Question #1
If the Board of Schmeckt Gut will convince the Government of Industria to make a free trade agreement with Atollia, there will be no tariffs. According to the regression equation, we have estimated in Module 4, the coefficient of tariffs is negative. Hence, if tariffs are applied, this leads to a decrease in the demand of our energy bars. Without tariffs, the demand will be increased. Since the demand will be increased, the supplier should increase the volume of production. This, in turn, leads to an increase in Schmeckt Gut’s labor demand, as it needs more employees to produce more energy bars. Hence, the labor demand of Schmeckt Gut will be increased under the conditions of free trade with Atollia.
Question #2
An increase in the Schmeckt Gut’s labor demand leads to the fact that more people in Industria will be employed. The unemployment rate will be decreased. An increase in the labor demand for Schmeckt Gut is also increases the wages of employees hired. Since the demand of our energy bars is increased after the tariffs cancellation, it will lead to an increase in the volumes of production sold abroad.

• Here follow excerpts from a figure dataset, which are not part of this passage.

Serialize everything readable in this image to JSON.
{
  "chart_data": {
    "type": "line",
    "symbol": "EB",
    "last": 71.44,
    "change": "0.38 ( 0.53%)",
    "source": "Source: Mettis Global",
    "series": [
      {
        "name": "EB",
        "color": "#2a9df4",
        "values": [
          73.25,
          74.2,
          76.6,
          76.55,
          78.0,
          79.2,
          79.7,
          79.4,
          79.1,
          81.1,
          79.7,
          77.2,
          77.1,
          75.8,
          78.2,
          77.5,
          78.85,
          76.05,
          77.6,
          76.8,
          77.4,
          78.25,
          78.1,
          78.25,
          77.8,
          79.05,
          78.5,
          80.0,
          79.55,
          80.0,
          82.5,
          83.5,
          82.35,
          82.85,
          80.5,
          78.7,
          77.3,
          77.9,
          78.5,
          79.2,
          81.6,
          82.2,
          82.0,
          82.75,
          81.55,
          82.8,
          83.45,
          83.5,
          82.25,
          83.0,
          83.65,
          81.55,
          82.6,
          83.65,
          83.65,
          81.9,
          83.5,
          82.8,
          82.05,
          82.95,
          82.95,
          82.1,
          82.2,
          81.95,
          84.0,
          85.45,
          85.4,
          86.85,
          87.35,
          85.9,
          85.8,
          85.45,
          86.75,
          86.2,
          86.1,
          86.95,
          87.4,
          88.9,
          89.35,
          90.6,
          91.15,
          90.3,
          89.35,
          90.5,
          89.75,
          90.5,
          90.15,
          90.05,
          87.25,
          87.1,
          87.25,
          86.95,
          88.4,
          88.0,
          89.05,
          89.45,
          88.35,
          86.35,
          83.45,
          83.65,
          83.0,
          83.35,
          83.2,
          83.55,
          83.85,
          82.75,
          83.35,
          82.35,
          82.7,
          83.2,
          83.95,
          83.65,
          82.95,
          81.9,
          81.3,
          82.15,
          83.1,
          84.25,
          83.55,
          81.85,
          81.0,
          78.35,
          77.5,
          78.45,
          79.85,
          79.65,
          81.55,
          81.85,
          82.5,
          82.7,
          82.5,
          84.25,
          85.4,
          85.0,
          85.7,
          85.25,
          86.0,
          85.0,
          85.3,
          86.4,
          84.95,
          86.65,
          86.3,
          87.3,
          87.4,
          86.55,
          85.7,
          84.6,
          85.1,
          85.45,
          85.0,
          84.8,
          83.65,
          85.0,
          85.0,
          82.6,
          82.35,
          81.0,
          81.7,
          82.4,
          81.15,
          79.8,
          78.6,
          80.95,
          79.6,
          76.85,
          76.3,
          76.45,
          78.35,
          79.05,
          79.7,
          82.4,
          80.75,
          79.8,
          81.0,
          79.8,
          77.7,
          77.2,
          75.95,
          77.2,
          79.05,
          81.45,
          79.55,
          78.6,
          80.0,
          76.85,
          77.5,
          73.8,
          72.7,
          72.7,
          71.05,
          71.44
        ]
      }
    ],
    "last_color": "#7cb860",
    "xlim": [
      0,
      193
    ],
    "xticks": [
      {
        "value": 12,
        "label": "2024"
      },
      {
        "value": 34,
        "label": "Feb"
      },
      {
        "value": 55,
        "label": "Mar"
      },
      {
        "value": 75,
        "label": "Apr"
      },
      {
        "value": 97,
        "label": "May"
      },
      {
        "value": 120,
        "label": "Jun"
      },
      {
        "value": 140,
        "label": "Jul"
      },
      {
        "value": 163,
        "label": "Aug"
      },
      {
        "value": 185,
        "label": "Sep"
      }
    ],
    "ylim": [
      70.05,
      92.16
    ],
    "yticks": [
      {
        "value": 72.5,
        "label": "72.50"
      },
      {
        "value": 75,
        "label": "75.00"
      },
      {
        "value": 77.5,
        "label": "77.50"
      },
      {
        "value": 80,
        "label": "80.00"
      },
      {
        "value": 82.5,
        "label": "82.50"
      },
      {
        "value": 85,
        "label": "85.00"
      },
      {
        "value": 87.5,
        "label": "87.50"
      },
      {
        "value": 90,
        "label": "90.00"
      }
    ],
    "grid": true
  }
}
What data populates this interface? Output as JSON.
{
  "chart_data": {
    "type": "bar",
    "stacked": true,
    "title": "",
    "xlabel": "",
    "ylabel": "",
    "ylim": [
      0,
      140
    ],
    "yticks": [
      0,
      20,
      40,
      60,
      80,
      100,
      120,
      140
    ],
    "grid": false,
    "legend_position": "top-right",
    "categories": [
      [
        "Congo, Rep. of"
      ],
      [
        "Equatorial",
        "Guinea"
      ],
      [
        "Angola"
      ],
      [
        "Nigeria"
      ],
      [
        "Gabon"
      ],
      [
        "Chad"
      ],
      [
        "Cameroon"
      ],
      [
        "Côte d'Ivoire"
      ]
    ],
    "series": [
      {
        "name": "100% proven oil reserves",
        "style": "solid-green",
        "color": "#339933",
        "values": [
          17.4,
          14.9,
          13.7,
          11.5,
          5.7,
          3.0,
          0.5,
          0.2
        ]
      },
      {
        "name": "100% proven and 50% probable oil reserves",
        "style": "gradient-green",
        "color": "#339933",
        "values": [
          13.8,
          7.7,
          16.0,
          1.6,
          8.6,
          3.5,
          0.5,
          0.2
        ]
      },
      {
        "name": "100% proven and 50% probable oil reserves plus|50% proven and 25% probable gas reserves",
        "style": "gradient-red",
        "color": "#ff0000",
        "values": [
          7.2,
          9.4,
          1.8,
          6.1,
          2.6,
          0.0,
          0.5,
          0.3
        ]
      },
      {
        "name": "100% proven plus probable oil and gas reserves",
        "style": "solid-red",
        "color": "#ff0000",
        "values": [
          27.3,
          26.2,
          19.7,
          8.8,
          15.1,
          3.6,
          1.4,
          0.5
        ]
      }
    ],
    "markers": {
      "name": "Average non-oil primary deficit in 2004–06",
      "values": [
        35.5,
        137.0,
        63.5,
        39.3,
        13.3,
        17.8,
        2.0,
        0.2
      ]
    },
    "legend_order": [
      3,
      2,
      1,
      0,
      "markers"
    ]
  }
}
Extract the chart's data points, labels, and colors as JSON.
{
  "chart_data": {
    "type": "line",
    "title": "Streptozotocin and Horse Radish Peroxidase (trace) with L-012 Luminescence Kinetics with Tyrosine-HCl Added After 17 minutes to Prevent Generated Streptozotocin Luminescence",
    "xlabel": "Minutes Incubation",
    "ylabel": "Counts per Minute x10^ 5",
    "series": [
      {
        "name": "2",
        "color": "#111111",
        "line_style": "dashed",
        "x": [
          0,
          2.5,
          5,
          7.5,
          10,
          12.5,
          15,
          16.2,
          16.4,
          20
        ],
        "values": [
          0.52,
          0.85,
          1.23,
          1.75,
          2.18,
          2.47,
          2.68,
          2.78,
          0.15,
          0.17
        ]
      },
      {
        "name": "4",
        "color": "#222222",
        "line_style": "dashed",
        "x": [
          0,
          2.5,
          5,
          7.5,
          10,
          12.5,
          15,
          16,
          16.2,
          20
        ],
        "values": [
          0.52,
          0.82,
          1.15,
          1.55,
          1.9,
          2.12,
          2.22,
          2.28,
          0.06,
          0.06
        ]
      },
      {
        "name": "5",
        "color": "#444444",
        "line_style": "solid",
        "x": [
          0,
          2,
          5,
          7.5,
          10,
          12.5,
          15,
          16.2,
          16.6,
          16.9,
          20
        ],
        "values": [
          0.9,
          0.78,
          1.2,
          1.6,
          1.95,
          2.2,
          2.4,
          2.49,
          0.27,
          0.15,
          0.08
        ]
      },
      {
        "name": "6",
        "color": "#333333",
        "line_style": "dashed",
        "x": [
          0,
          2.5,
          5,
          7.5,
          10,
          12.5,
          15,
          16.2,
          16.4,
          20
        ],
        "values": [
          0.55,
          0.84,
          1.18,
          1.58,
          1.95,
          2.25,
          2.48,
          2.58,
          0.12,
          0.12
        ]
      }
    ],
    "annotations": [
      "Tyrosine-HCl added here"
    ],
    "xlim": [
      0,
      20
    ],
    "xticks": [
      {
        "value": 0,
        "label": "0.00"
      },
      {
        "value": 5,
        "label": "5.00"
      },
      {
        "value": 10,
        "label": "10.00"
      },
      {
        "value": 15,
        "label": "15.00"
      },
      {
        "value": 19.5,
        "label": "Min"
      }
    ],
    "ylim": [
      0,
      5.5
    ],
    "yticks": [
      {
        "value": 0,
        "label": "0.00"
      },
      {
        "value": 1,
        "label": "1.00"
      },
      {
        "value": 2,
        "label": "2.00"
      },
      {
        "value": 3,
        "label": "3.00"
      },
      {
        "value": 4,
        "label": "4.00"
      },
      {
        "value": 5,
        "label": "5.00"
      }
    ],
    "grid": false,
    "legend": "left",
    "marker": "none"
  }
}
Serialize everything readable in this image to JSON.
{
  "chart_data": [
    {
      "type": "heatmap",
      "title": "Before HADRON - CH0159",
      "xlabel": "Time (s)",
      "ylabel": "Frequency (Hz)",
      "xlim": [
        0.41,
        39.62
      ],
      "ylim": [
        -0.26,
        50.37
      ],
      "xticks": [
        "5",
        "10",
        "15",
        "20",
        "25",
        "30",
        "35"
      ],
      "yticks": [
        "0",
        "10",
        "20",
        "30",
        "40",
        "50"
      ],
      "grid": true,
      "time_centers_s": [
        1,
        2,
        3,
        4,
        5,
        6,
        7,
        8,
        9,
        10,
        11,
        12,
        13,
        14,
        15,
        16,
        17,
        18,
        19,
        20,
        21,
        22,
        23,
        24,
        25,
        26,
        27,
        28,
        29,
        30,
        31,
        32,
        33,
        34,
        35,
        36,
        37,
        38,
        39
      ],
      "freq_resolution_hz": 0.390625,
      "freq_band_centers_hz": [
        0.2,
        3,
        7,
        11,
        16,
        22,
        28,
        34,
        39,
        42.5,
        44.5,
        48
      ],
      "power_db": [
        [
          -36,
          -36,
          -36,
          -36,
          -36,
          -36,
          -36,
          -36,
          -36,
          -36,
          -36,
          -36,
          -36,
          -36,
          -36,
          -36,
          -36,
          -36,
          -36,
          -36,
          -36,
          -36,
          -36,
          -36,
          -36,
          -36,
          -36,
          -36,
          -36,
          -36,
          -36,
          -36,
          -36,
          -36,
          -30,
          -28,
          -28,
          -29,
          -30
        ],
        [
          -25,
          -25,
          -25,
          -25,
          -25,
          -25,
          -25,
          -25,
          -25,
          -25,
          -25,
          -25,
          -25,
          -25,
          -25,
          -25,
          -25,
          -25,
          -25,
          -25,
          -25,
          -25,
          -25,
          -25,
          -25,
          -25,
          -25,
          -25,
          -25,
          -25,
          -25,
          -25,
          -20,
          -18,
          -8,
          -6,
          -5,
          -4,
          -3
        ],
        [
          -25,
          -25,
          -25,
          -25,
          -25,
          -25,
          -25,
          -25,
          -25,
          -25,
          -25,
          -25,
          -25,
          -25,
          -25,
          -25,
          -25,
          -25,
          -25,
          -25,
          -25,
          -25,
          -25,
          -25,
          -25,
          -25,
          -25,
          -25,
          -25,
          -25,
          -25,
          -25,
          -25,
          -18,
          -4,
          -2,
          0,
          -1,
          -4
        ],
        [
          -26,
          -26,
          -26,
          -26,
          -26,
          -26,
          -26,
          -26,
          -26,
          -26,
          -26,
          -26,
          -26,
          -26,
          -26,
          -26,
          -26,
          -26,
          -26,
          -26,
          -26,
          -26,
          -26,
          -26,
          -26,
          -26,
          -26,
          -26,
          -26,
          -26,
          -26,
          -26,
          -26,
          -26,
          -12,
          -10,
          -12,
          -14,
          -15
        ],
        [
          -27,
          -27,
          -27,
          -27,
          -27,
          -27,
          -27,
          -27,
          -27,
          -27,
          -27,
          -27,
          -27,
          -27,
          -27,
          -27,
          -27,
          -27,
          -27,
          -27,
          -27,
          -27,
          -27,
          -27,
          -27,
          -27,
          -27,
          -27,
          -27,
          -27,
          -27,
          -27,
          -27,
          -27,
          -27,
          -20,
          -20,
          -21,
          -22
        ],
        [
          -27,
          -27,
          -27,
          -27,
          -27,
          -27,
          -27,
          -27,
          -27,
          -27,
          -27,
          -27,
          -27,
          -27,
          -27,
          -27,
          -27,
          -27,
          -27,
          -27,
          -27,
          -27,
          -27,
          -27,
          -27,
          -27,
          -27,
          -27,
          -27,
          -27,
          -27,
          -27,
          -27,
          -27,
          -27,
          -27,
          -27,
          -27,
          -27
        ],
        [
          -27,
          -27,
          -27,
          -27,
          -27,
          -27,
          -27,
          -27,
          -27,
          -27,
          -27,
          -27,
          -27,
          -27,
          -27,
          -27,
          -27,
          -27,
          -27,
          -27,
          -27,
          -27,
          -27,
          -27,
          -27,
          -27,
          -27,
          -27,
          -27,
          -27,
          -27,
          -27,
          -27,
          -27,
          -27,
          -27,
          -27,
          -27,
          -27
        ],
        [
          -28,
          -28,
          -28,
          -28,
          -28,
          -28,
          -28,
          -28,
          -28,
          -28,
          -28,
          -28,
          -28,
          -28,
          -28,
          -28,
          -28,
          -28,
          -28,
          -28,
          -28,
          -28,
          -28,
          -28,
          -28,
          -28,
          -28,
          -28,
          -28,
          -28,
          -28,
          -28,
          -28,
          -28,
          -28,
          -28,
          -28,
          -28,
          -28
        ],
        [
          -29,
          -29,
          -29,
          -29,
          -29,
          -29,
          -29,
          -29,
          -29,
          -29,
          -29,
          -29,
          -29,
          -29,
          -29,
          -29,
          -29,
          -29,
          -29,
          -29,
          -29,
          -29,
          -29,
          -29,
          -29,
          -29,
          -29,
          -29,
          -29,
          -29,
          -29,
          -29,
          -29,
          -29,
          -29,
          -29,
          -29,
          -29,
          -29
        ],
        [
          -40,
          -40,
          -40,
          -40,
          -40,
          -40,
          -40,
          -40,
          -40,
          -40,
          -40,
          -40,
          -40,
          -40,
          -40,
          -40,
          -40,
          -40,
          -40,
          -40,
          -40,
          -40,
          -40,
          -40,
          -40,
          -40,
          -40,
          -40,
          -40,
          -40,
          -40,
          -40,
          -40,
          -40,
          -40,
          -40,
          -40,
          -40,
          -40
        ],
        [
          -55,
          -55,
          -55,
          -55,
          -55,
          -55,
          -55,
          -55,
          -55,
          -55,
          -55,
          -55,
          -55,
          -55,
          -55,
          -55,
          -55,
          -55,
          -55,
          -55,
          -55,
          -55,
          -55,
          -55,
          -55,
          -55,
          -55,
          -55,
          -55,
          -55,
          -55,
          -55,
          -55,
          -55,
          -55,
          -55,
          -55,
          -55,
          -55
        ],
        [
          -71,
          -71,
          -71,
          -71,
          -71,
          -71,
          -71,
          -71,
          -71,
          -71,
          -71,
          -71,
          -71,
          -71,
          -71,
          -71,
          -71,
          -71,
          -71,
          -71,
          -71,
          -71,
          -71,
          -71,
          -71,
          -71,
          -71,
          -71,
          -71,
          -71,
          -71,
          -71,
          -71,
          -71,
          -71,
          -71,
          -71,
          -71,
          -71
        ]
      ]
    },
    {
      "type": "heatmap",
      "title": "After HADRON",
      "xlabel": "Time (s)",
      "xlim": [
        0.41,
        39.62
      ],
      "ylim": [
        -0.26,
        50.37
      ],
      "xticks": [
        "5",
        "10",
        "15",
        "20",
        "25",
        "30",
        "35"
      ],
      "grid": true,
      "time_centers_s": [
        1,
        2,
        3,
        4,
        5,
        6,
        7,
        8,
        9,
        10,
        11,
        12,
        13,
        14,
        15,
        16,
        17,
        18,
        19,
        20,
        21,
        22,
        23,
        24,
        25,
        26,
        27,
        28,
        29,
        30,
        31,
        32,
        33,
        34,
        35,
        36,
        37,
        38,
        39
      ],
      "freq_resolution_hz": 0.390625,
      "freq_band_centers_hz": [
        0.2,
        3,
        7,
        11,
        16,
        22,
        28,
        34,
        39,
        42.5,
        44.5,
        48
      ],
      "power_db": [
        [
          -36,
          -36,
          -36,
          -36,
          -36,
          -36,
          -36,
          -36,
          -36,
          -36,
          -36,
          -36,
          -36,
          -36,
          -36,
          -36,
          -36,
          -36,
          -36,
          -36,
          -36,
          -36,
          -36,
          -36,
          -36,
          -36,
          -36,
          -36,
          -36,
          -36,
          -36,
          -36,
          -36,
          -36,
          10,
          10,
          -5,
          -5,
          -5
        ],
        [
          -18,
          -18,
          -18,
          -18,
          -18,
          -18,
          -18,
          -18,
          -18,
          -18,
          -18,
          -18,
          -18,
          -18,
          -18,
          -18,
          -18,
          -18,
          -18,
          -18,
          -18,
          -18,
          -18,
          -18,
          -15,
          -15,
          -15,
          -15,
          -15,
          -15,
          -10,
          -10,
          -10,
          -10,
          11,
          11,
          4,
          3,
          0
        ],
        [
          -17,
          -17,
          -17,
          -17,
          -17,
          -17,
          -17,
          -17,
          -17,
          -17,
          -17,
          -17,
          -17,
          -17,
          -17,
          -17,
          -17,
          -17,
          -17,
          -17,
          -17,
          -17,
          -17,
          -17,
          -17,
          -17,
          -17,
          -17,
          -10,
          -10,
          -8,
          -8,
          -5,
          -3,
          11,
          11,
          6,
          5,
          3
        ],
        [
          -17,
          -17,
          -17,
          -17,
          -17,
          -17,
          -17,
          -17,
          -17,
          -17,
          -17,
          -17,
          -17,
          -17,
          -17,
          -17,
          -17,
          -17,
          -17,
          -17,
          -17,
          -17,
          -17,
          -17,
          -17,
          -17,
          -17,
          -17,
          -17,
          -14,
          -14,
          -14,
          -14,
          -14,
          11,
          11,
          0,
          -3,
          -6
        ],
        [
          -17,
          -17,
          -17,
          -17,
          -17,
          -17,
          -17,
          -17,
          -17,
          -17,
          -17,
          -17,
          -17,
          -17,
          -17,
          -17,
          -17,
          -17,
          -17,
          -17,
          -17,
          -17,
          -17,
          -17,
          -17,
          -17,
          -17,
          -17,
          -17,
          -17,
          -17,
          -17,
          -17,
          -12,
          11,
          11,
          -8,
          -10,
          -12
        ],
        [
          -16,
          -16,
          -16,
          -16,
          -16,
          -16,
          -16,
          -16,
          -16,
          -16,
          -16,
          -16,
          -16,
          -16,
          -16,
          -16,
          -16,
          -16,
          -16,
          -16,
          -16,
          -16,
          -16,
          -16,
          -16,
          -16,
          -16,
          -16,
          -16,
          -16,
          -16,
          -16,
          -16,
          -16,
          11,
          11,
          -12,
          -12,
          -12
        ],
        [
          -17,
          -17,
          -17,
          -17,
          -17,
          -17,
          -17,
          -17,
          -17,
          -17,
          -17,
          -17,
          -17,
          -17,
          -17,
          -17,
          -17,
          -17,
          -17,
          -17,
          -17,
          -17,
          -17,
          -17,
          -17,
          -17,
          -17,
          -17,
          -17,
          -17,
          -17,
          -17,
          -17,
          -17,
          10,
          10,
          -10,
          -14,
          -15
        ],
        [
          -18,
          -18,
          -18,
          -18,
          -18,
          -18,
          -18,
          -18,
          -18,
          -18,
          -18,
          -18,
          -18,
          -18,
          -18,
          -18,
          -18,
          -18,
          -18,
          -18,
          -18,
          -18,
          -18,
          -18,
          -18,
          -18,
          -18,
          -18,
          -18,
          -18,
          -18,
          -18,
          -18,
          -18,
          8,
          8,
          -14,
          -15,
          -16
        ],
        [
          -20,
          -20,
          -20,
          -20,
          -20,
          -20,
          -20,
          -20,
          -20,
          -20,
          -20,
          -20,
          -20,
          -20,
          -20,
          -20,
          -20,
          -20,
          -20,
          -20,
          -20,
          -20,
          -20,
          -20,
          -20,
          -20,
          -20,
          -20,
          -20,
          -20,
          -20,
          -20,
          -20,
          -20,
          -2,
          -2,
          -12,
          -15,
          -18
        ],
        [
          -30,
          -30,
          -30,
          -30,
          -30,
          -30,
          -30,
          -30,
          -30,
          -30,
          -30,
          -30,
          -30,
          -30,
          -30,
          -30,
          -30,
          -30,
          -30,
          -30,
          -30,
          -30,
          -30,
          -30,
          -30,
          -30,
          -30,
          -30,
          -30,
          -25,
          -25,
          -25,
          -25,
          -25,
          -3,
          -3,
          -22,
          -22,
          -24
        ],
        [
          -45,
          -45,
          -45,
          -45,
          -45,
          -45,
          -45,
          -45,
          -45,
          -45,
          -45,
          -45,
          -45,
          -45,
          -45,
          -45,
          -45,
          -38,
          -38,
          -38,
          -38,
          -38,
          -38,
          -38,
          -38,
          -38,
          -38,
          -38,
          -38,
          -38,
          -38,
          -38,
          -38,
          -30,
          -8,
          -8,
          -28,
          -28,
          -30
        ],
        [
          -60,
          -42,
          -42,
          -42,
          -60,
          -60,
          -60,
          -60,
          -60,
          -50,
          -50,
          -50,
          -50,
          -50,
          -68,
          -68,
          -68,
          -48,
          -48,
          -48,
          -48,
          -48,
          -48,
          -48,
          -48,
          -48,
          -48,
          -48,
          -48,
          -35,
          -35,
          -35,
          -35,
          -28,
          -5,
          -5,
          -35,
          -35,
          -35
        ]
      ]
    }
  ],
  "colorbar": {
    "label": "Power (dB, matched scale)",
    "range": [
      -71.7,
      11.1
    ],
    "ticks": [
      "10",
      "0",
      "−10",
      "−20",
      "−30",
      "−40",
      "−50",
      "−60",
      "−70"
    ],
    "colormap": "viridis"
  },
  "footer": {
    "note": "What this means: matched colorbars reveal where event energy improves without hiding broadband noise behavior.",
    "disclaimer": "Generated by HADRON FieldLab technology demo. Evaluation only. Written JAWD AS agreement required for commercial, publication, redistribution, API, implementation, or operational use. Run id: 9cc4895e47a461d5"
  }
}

This, in turn, results in the overall increase in the gross national product of the country. An increase of the GDP makes a positive impact on Industria’s economy, because it is an indicator of the improving in the standard of living in the country.
Thus, with the help of regression analysis we have concluded that the free trade agreement between the Government of Industrian and Atollia would be beneficial for Industria’s economy.